His mouth opened, but no sound came out. His heart stumbled. Her touch was too warm. Too careful. Too much.

West stood frozen, as if the weight of her concern had unraveled something inside him.

And from across the chamber, the Lunar King giggled.

A soft, impish sound—barely audible—but it rang with knowing. He watched with delight as West, ever composed and pale, turned an alarming shade of red from his neck up to his ears.

"How curious," the King murmured to himself, eyes twinkling. "Even frost can burn," then he pointed himself. "Such a pun."

Behind Silvermist, Levi’s eye twitched—his jaw tightening as he watched her cradle West’s hand like it meant something. Like he meant something.

He took one step forward, instinct flaring. Every part of him screamed to pull her back—to remind her that West was just another apprentice, not someone she should be looking at like that.

But just as his hand lifted, Cullen grabbed his sleeve with one hand and tugged—firm, quiet, and annoyingly smug.

"Don’t," Cullen murmured under his breath, low enough only Levi could hear. "You’re not subtle, and you’ll make it worse."

Levi glared at him, but didn’t move. His fingers curled into fists at his sides instead. "She never looked at me like that," he muttered.

"Oh, she did," Cullen whispered with a smirk. "You were just too busy trying to prove you didn’t care."
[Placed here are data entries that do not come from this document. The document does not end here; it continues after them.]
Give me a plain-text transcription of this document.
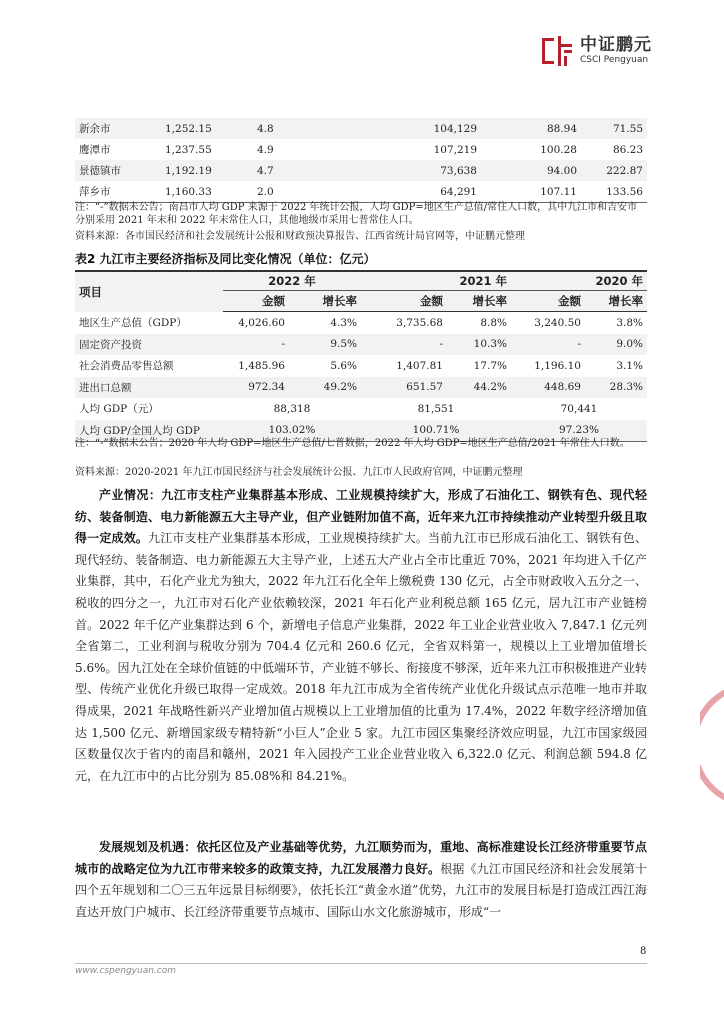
中证鹏元
CSCI Pengyuan
新余市	1,252.15	4.8	104,129	88.94	71.55
鹰潭市	1,237.55	4.9	107,219	100.28	86.23
景德镇市	1,192.19	4.7	73,638	94.00	222.87
萍乡市	1,160.33	2.0	64,291	107.11	133.56
注：“-”数据未公告；南昌市人均 GDP 来源于 2022 年统计公报，人均 GDP=地区生产总值/常住人口数，其中九江市和吉安市分别采用 2021 年末和 2022 年末常住人口，其他地级市采用七普常住人口。
资料来源：各市国民经济和社会发展统计公报和财政预决算报告、江西省统计局官网等，中证鹏元整理
表2 九江市主要经济指标及同比变化情况（单位：亿元）
项目	2022 年		2021 年		2020 年	
	金额	增长率	金额	增长率	金额	增长率
地区生产总值（GDP）	4,026.60	4.3%	3,735.68	8.8%	3,240.50	3.8%
固定资产投资	-	9.5%	-	10.3%	-	9.0%
社会消费品零售总额	1,485.96	5.6%	1,407.81	17.7%	1,196.10	3.1%
进出口总额	972.34	49.2%	651.57	44.2%	448.69	28.3%
人均 GDP（元）	88,318		81,551		70,441	
人均 GDP/全国人均 GDP	103.02%		100.71%		97.23%	
注：“-”数据未公告；2020 年人均 GDP=地区生产总值/七普数据，2022 年人均 GDP=地区生产总值/2021 年常住人口数。
资料来源：2020-2021 年九江市国民经济与社会发展统计公报、九江市人民政府官网，中证鹏元整理
产业情况：九江市支柱产业集群基本形成、工业规模持续扩大，形成了石油化工、钢铁有色、现代轻纺、装备制造、电力新能源五大主导产业，但产业链附加值不高，近年来九江市持续推动产业转型升级且取得一定成效。九江市支柱产业集群基本形成，工业规模持续扩大。当前九江市已形成石油化工、钢铁有色、现代轻纺、装备制造、电力新能源五大主导产业，上述五大产业占全市比重近 70%，2021 年均进入千亿产业集群，其中，石化产业尤为独大，2022 年九江石化全年上缴税费 130 亿元，占全市财政收入五分之一、税收的四分之一，九江市对石化产业依赖较深，2021 年石化产业利税总额 165 亿元，居九江市产业链榜首。2022 年千亿产业集群达到 6 个，新增电子信息产业集群，2022 年工业企业营业收入 7,847.1 亿元列全省第二，工业利润与税收分别为 704.4 亿元和 260.6 亿元，全省双料第一，规模以上工业增加值增长 5.6%。因九江处在全球价值链的中低端环节，产业链不够长、衔接度不够深，近年来九江市积极推进产业转型、传统产业优化升级已取得一定成效。2018 年九江市成为全省传统产业优化升级试点示范唯一地市并取得成果，2021 年战略性新兴产业增加值占规模以上工业增加值的比重为 17.4%，2022 年数字经济增加值达 1,500 亿元、新增国家级专精特新“小巨人”企业 5 家。九江市园区集聚经济效应明显，九江市国家级园区数量仅次于省内的南昌和赣州，2021 年入园投产工业企业营业收入 6,322.0 亿元、利润总额 594.8 亿元，在九江市中的占比分别为 85.08%和 84.21%。
发展规划及机遇：依托区位及产业基础等优势，九江顺势而为，重地、高标准建设长江经济带重要节点城市的战略定位为九江市带来较多的政策支持，九江发展潜力良好。根据《九江市国民经济和社会发展第十四个五年规划和二〇三五年远景目标纲要》，依托长江“黄金水道”优势，九江市的发展目标是打造成江西江海直达开放门户城市、长江经济带重要节点城市、国际山水文化旅游城市，形成“一
8
www.cspengyuan.com
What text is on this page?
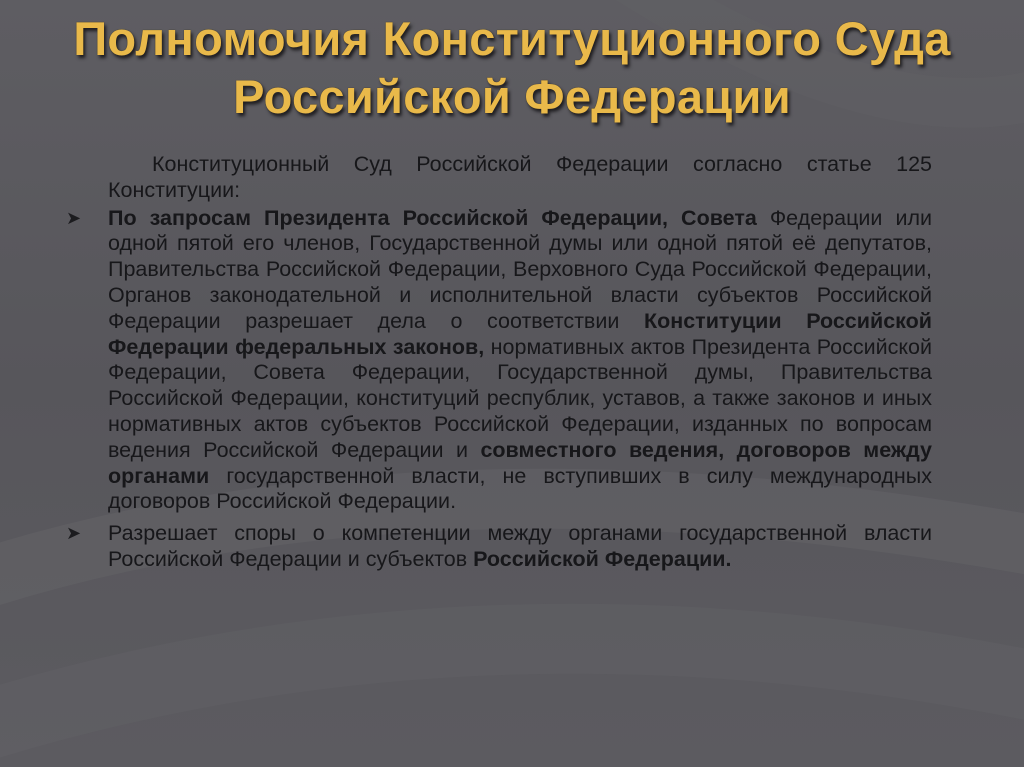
Полномочия Конституционного Суда
Российской Федерации

Конституционный Суд Российской Федерации согласно статье 125 Конституции:

➤ По запросам Президента Российской Федерации, Совета Федерации или одной пятой его членов, Государственной думы или одной пятой её депутатов, Правительства Российской Федерации, Верховного Суда Российской Федерации, Органов законодательной и исполнительной власти субъектов Российской Федерации разрешает дела о соответствии Конституции Российской Федерации федеральных законов, нормативных актов Президента Российской Федерации, Совета Федерации, Государственной думы, Правительства Российской Федерации, конституций республик, уставов, а также законов и иных нормативных актов субъектов Российской Федерации, изданных по вопросам ведения Российской Федерации и совместного ведения, договоров между органами государственной власти, не вступивших в силу международных договоров Российской Федерации.
➤ Разрешает споры о компетенции между органами государственной власти Российской Федерации и субъектов Российской Федерации.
Levi opened his mouth, but the words died when Silvermist softly said West’s name again.

"West..." her voice was lower now, almost breaking.

Levi’s breath hitched, and Cullen’s smirk faded. For once, even he had no teasing left in him. Because whatever was happening between them—between the four of them, now tied by mana, fate, or some ancient celestial joke—was only just beginning to unravel.

And the King was still watching. Smiling like he knew how this story ended... but then the smile disappeared.

"Bloodshed," he mumbled bitterly, slowly looking up the see-through ceiling where the moon shines brightly. "They’re just children, My Lord."